Learning plant identification skills (Image: RBG Kew)
This two-week course combines the expertise of Kew’s scientists to provide lectures and practicals on the identification of common plant families, field survey and analytical techniques, plant taxonomy and nomenclature, and molecular and anatomical methods in systematics.
The course is funded by the Natural Environment Research Council (NERC), which is providing competitive bursaries covering travel, accommodation, subsistence and course costs.
Dates of course
3-14 March 2014
The course runs for two weeks from 9:00–5:30 Monday–Friday
Classes are taught in the Kew department, Herbarium, Library, Art & Archives (situated next to the Main Gate to the Gardens on Kew Green); about 15 minutes’ walk from Kew Gardens Underground station (District Line/London Overground) and 10 minutes’ walk from Kew Bridge station (South West Trains).
Who is the course is designed for?
This course has been designed for PhD students and early-career researchers undertaking all aspects of environmental science but particularly ecology, botany and conservation. All environmental science students are encouraged to apply, but those applicants with existing NERC funding and/or based in the UK will be given priority.
How is the course taught?
Through short illustrated lectures, and extensive hands-on practical sessions, Kew scientists will demonstrate the key concepts in plant taxonomy, identification and field survey techniques.

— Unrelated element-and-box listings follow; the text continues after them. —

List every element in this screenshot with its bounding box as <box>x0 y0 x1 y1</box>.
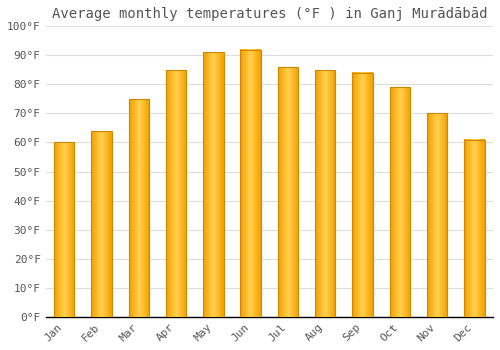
Bar <box>427 113 448 317</box>
Bar <box>203 52 224 317</box>
Bar <box>464 140 484 317</box>
Bar <box>128 99 149 317</box>
Bar <box>278 67 298 317</box>
Bar <box>352 73 373 317</box>
Bar <box>390 87 410 317</box>
Title: Average monthly temperatures (°F ) in Ganj Murādābād: Average monthly temperatures (°F ) in Ga… <box>52 7 487 21</box>
Bar <box>54 142 74 317</box>
Bar <box>315 70 336 317</box>
Bar <box>240 49 261 317</box>
Bar <box>166 70 186 317</box>
Bar <box>91 131 112 317</box>
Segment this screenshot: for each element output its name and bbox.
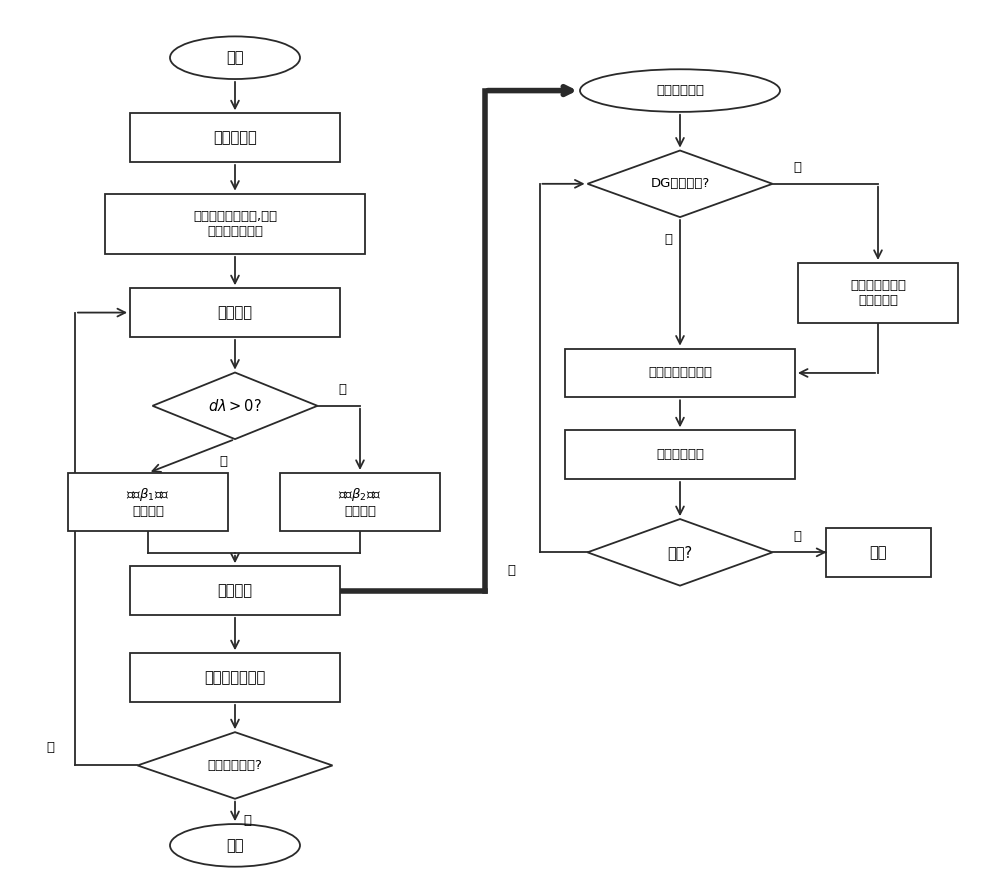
Text: 校正环节: 校正环节 [218,583,252,598]
Text: 是: 是 [219,455,227,468]
Text: 满足终止条件?: 满足终止条件? [208,759,262,772]
FancyBboxPatch shape [826,527,930,577]
FancyBboxPatch shape [798,263,958,323]
Text: 选择$\beta_1$作为
几何参数: 选择$\beta_1$作为 几何参数 [126,486,170,518]
Text: 更新状态变量: 更新状态变量 [656,448,704,461]
Polygon shape [152,373,318,439]
FancyBboxPatch shape [130,113,340,163]
FancyBboxPatch shape [565,348,795,398]
Text: 否: 否 [664,233,672,246]
Text: 分岔点类型识别: 分岔点类型识别 [204,670,266,685]
FancyBboxPatch shape [130,288,340,337]
Text: 否: 否 [338,384,347,396]
FancyBboxPatch shape [565,431,795,480]
Text: 求解增广潮流方程: 求解增广潮流方程 [648,367,712,379]
FancyBboxPatch shape [105,194,365,254]
FancyBboxPatch shape [130,654,340,702]
Text: 结束: 结束 [226,838,244,852]
Text: 选择$\beta_2$作为
几何参数: 选择$\beta_2$作为 几何参数 [338,486,382,518]
Ellipse shape [170,824,300,867]
Text: 是: 是 [794,530,802,543]
Text: 否: 否 [507,564,516,576]
Text: $d\lambda>0$?: $d\lambda>0$? [208,398,262,414]
Text: 开始: 开始 [226,51,244,65]
Ellipse shape [580,69,780,112]
FancyBboxPatch shape [68,472,228,531]
Polygon shape [137,732,332,799]
Text: DG是否接入?: DG是否接入? [650,178,710,190]
FancyBboxPatch shape [130,567,340,614]
Text: 计算初始点: 计算初始点 [213,131,257,145]
FancyBboxPatch shape [280,472,440,531]
Polygon shape [588,519,773,586]
Text: 设置初始连续参数,步长
和负荷增长方式: 设置初始连续参数,步长 和负荷增长方式 [193,210,277,238]
Polygon shape [588,150,773,218]
Text: 是: 是 [243,814,251,828]
Text: 是: 是 [794,162,802,174]
Text: 收敛?: 收敛? [667,545,693,559]
Ellipse shape [170,36,300,79]
Text: 校正环节开始: 校正环节开始 [656,84,704,97]
Text: 否: 否 [46,741,54,754]
Text: 退出: 退出 [869,545,887,559]
Text: 预测环节: 预测环节 [218,305,252,320]
Text: 节点类型双向转
换逻辑判断: 节点类型双向转 换逻辑判断 [850,279,906,307]
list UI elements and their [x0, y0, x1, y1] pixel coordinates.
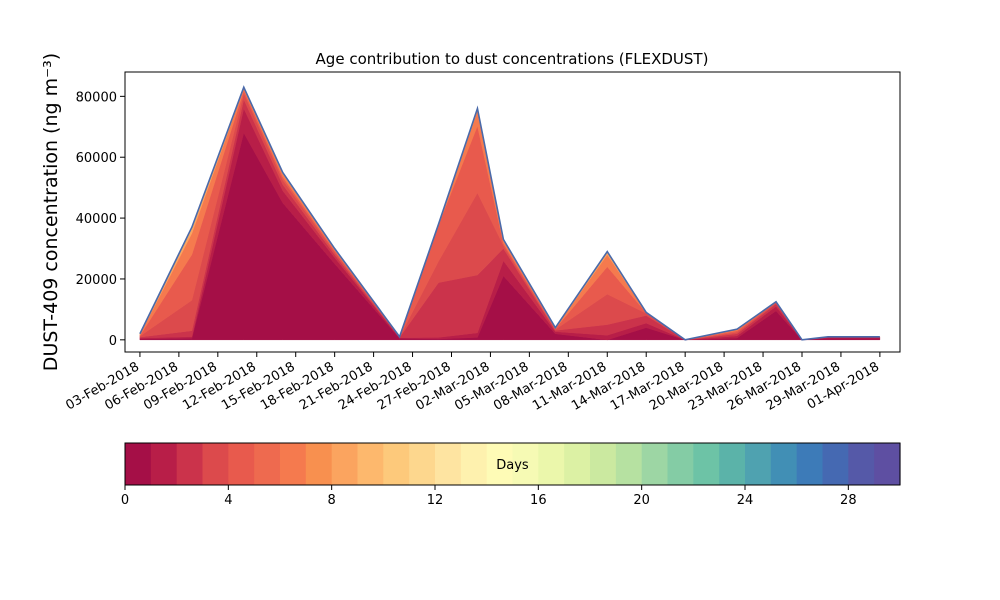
colorbar-swatch [512, 443, 539, 485]
colorbar-swatch [228, 443, 255, 485]
colorbar-swatch [667, 443, 694, 485]
plot-area [139, 86, 881, 341]
total-line [139, 85, 880, 341]
y-tick-label: 0 [109, 334, 117, 349]
colorbar-tick-label: 12 [427, 493, 444, 508]
x-axis: 03-Feb-201806-Feb-201809-Feb-201812-Feb-… [63, 352, 882, 414]
colorbar-swatch [615, 443, 643, 485]
colorbar-swatch [590, 443, 617, 485]
colorbar-swatch [538, 443, 565, 485]
colorbar-swatch [460, 443, 488, 485]
colorbar-swatch [796, 443, 824, 485]
colorbar-tick-label: 4 [224, 493, 232, 508]
colorbar-tick-label: 28 [840, 493, 857, 508]
colorbar-swatch [150, 443, 178, 485]
colorbar-swatch [202, 443, 229, 485]
colorbar-swatch [848, 443, 875, 485]
colorbar-swatch [383, 443, 410, 485]
colorbar-swatch [254, 443, 281, 485]
colorbar-swatch [719, 443, 746, 485]
colorbar-swatch [305, 443, 333, 485]
colorbar-swatch [176, 443, 204, 485]
colorbar-swatch [641, 443, 669, 485]
colorbar-swatch [693, 443, 720, 485]
colorbar-swatch [280, 443, 307, 485]
plot-frame [124, 71, 901, 353]
colorbar-swatch [331, 443, 359, 485]
colorbar-swatch [435, 443, 462, 485]
colorbar-tick-label: 20 [633, 493, 650, 508]
y-axis-label: DUST-409 concentration (ng m⁻³) [40, 53, 62, 371]
colorbar-swatch [822, 443, 849, 485]
y-tick-label: 40000 [76, 212, 117, 227]
colorbar-swatch [770, 443, 798, 485]
y-tick-label: 80000 [76, 90, 117, 105]
colorbar-swatch [486, 443, 514, 485]
y-axis: 0 20000 40000 60000 80000 [76, 90, 125, 349]
colorbar-tick-label: 24 [737, 493, 754, 508]
colorbar-swatch [564, 443, 591, 485]
total-outline [139, 85, 880, 341]
y-tick-label: 60000 [76, 151, 117, 166]
colorbar-tick-label: 16 [530, 493, 547, 508]
colorbar-swatch [409, 443, 436, 485]
colorbar-swatch [125, 443, 152, 485]
chart-title: Age contribution to dust concentrations … [316, 50, 709, 68]
y-tick-label: 20000 [76, 273, 117, 288]
colorbar-swatch [874, 443, 901, 485]
colorbar [125, 443, 901, 485]
colorbar-ticks: 0 4 8 12 16 20 24 28 [121, 485, 857, 508]
colorbar-frame [124, 442, 901, 486]
colorbar-label: Days [496, 458, 529, 473]
colorbar-tick-label: 0 [121, 493, 129, 508]
colorbar-swatch [745, 443, 772, 485]
colorbar-swatch [357, 443, 384, 485]
colorbar-tick-label: 8 [328, 493, 336, 508]
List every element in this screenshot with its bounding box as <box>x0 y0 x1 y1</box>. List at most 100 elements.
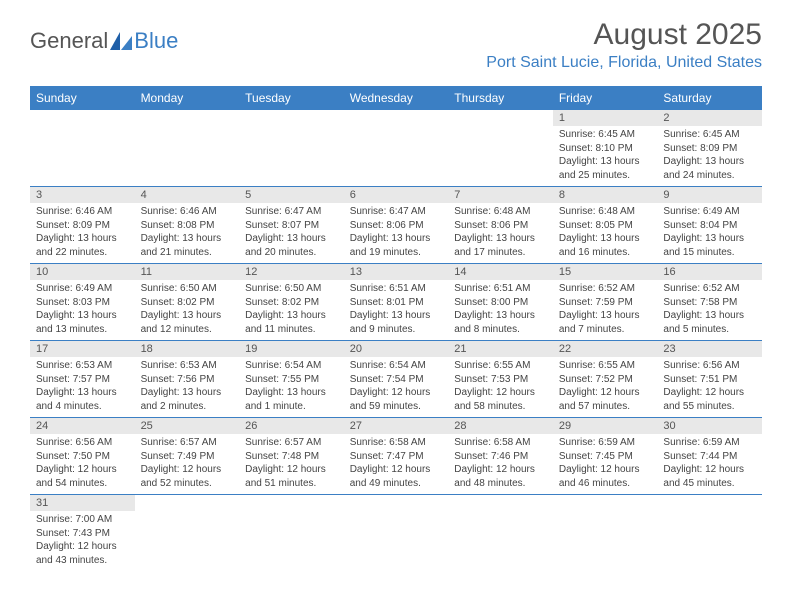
sunset-text: Sunset: 8:00 PM <box>454 296 547 310</box>
sunrise-text: Sunrise: 6:53 AM <box>141 359 234 373</box>
sunrise-text: Sunrise: 6:57 AM <box>141 436 234 450</box>
sunrise-text: Sunrise: 6:53 AM <box>36 359 129 373</box>
daylight-text: Daylight: 13 hours and 1 minute. <box>245 386 338 413</box>
calendar-day-cell: 11Sunrise: 6:50 AMSunset: 8:02 PMDayligh… <box>135 264 240 340</box>
daylight-text: Daylight: 13 hours and 19 minutes. <box>350 232 443 259</box>
calendar-day-cell: 15Sunrise: 6:52 AMSunset: 7:59 PMDayligh… <box>553 264 658 340</box>
sunrise-text: Sunrise: 6:50 AM <box>245 282 338 296</box>
calendar-empty-cell <box>30 110 135 186</box>
day-number: 28 <box>448 418 553 434</box>
day-detail-text: Sunrise: 6:56 AMSunset: 7:50 PMDaylight:… <box>30 434 135 494</box>
sunset-text: Sunset: 8:09 PM <box>663 142 756 156</box>
sunrise-text: Sunrise: 6:54 AM <box>245 359 338 373</box>
day-detail-text: Sunrise: 6:53 AMSunset: 7:57 PMDaylight:… <box>30 357 135 417</box>
sunset-text: Sunset: 7:56 PM <box>141 373 234 387</box>
day-detail-text: Sunrise: 6:52 AMSunset: 7:58 PMDaylight:… <box>657 280 762 340</box>
weekday-header: Thursday <box>448 86 553 110</box>
day-detail-text: Sunrise: 6:47 AMSunset: 8:06 PMDaylight:… <box>344 203 449 263</box>
sunrise-text: Sunrise: 6:48 AM <box>454 205 547 219</box>
weekday-header-row: Sunday Monday Tuesday Wednesday Thursday… <box>30 86 762 110</box>
daylight-text: Daylight: 13 hours and 24 minutes. <box>663 155 756 182</box>
calendar-empty-cell <box>239 110 344 186</box>
sunset-text: Sunset: 7:47 PM <box>350 450 443 464</box>
day-detail-text: Sunrise: 6:50 AMSunset: 8:02 PMDaylight:… <box>135 280 240 340</box>
daylight-text: Daylight: 12 hours and 48 minutes. <box>454 463 547 490</box>
sunset-text: Sunset: 7:58 PM <box>663 296 756 310</box>
sunrise-text: Sunrise: 6:59 AM <box>663 436 756 450</box>
day-number: 22 <box>553 341 658 357</box>
calendar-day-cell: 9Sunrise: 6:49 AMSunset: 8:04 PMDaylight… <box>657 187 762 263</box>
daylight-text: Daylight: 12 hours and 55 minutes. <box>663 386 756 413</box>
day-detail-text: Sunrise: 6:50 AMSunset: 8:02 PMDaylight:… <box>239 280 344 340</box>
daylight-text: Daylight: 12 hours and 46 minutes. <box>559 463 652 490</box>
daylight-text: Daylight: 13 hours and 11 minutes. <box>245 309 338 336</box>
day-number: 8 <box>553 187 658 203</box>
sunrise-text: Sunrise: 6:51 AM <box>350 282 443 296</box>
daylight-text: Daylight: 13 hours and 8 minutes. <box>454 309 547 336</box>
sunrise-text: Sunrise: 6:45 AM <box>663 128 756 142</box>
day-number: 15 <box>553 264 658 280</box>
sunrise-text: Sunrise: 6:51 AM <box>454 282 547 296</box>
day-number: 24 <box>30 418 135 434</box>
daylight-text: Daylight: 13 hours and 17 minutes. <box>454 232 547 259</box>
sunset-text: Sunset: 8:02 PM <box>245 296 338 310</box>
calendar-day-cell: 2Sunrise: 6:45 AMSunset: 8:09 PMDaylight… <box>657 110 762 186</box>
daylight-text: Daylight: 12 hours and 49 minutes. <box>350 463 443 490</box>
sunset-text: Sunset: 8:04 PM <box>663 219 756 233</box>
sunset-text: Sunset: 7:54 PM <box>350 373 443 387</box>
day-detail-text: Sunrise: 6:52 AMSunset: 7:59 PMDaylight:… <box>553 280 658 340</box>
daylight-text: Daylight: 13 hours and 9 minutes. <box>350 309 443 336</box>
calendar-day-cell: 31Sunrise: 7:00 AMSunset: 7:43 PMDayligh… <box>30 495 135 571</box>
daylight-text: Daylight: 13 hours and 21 minutes. <box>141 232 234 259</box>
day-number: 3 <box>30 187 135 203</box>
sunrise-text: Sunrise: 6:49 AM <box>36 282 129 296</box>
calendar-day-cell: 3Sunrise: 6:46 AMSunset: 8:09 PMDaylight… <box>30 187 135 263</box>
calendar-day-cell: 5Sunrise: 6:47 AMSunset: 8:07 PMDaylight… <box>239 187 344 263</box>
day-detail-text: Sunrise: 6:46 AMSunset: 8:08 PMDaylight:… <box>135 203 240 263</box>
day-number: 23 <box>657 341 762 357</box>
daylight-text: Daylight: 13 hours and 5 minutes. <box>663 309 756 336</box>
day-detail-text: Sunrise: 6:48 AMSunset: 8:06 PMDaylight:… <box>448 203 553 263</box>
calendar-day-cell: 30Sunrise: 6:59 AMSunset: 7:44 PMDayligh… <box>657 418 762 494</box>
day-detail-text: Sunrise: 6:55 AMSunset: 7:53 PMDaylight:… <box>448 357 553 417</box>
sunrise-text: Sunrise: 6:49 AM <box>663 205 756 219</box>
day-number: 30 <box>657 418 762 434</box>
calendar-empty-cell <box>135 110 240 186</box>
calendar-empty-cell <box>657 495 762 571</box>
sunset-text: Sunset: 7:53 PM <box>454 373 547 387</box>
weekday-header: Tuesday <box>239 86 344 110</box>
sunset-text: Sunset: 7:55 PM <box>245 373 338 387</box>
daylight-text: Daylight: 12 hours and 51 minutes. <box>245 463 338 490</box>
sunset-text: Sunset: 8:06 PM <box>454 219 547 233</box>
day-detail-text: Sunrise: 6:58 AMSunset: 7:46 PMDaylight:… <box>448 434 553 494</box>
calendar-day-cell: 6Sunrise: 6:47 AMSunset: 8:06 PMDaylight… <box>344 187 449 263</box>
day-number: 31 <box>30 495 135 511</box>
daylight-text: Daylight: 13 hours and 25 minutes. <box>559 155 652 182</box>
sunrise-text: Sunrise: 7:00 AM <box>36 513 129 527</box>
daylight-text: Daylight: 13 hours and 7 minutes. <box>559 309 652 336</box>
daylight-text: Daylight: 12 hours and 59 minutes. <box>350 386 443 413</box>
day-detail-text: Sunrise: 6:57 AMSunset: 7:48 PMDaylight:… <box>239 434 344 494</box>
day-number: 20 <box>344 341 449 357</box>
sunrise-text: Sunrise: 6:55 AM <box>454 359 547 373</box>
calendar-day-cell: 14Sunrise: 6:51 AMSunset: 8:00 PMDayligh… <box>448 264 553 340</box>
day-detail-text: Sunrise: 6:49 AMSunset: 8:04 PMDaylight:… <box>657 203 762 263</box>
sunset-text: Sunset: 8:03 PM <box>36 296 129 310</box>
day-number: 13 <box>344 264 449 280</box>
sunset-text: Sunset: 8:08 PM <box>141 219 234 233</box>
day-detail-text: Sunrise: 6:51 AMSunset: 8:01 PMDaylight:… <box>344 280 449 340</box>
calendar-day-cell: 1Sunrise: 6:45 AMSunset: 8:10 PMDaylight… <box>553 110 658 186</box>
weekday-header: Sunday <box>30 86 135 110</box>
day-number: 9 <box>657 187 762 203</box>
daylight-text: Daylight: 13 hours and 13 minutes. <box>36 309 129 336</box>
day-detail-text: Sunrise: 6:59 AMSunset: 7:44 PMDaylight:… <box>657 434 762 494</box>
daylight-text: Daylight: 13 hours and 22 minutes. <box>36 232 129 259</box>
sunrise-text: Sunrise: 6:46 AM <box>36 205 129 219</box>
sunrise-text: Sunrise: 6:56 AM <box>36 436 129 450</box>
sail-icon <box>110 30 132 48</box>
day-number: 10 <box>30 264 135 280</box>
day-detail-text: Sunrise: 6:58 AMSunset: 7:47 PMDaylight:… <box>344 434 449 494</box>
calendar-day-cell: 20Sunrise: 6:54 AMSunset: 7:54 PMDayligh… <box>344 341 449 417</box>
day-number: 21 <box>448 341 553 357</box>
daylight-text: Daylight: 12 hours and 52 minutes. <box>141 463 234 490</box>
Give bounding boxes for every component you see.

In addition, the course will provide a comprehensive introduction to plant taxonomy and nomenclature, including the role of molecular methods and anatomical studies in systematics, and introduce CBD and CITES legislation to place the training in context in the science-policy interface. After completing the course, participants will:
- be able to identify c. 30 plant families (focus on temperate regions; some also tropical) using key characters and relevant identification tools;
- correctly interpret scientific names and classifications
- have a comprehensive understanding and practical experience of mapping and navigation using GPS, survey skills and sampling design, selecting appropriate field tools and technologies to use;
- make botanical specimens of high scientific value;
- understand the role of molecular, phytochemical and anatomical data in systematic studies;
- be aware of the importance of linking taxonomic, identification and survey skills with conservation initiatives;
How to apply
Applications for a place on the course should be made using the application form on the course poster - download the course poster (pdf). Applications will be assessed after the closing date - NB The Deadline for applications is 1 DECEMBER 2013. For further information and a copy of the course poster, contact the course coordinators: Gemma Bramley or Tim Utteridge.
The course will have a maximum of 15 places, with £900 per successful applicant available to cover travel, accommodation, subsistence and course costs. Anyone can apply, but these bursaries are competitive and priority will be given to students already on NERC-funded training.
In order to attend these courses at Kew, students from outside the European Economic Area may need to apply for a Student Visitor Visa from the UK Border Agency to enter the UK. For this purpose, Kew is accredited by the British Accreditation Council for Independent Further and Higher Education as a Short Course Provider. Further information will be provided to course applicants – you will need to be accepted onto a course before you can apply for a student visitor visa.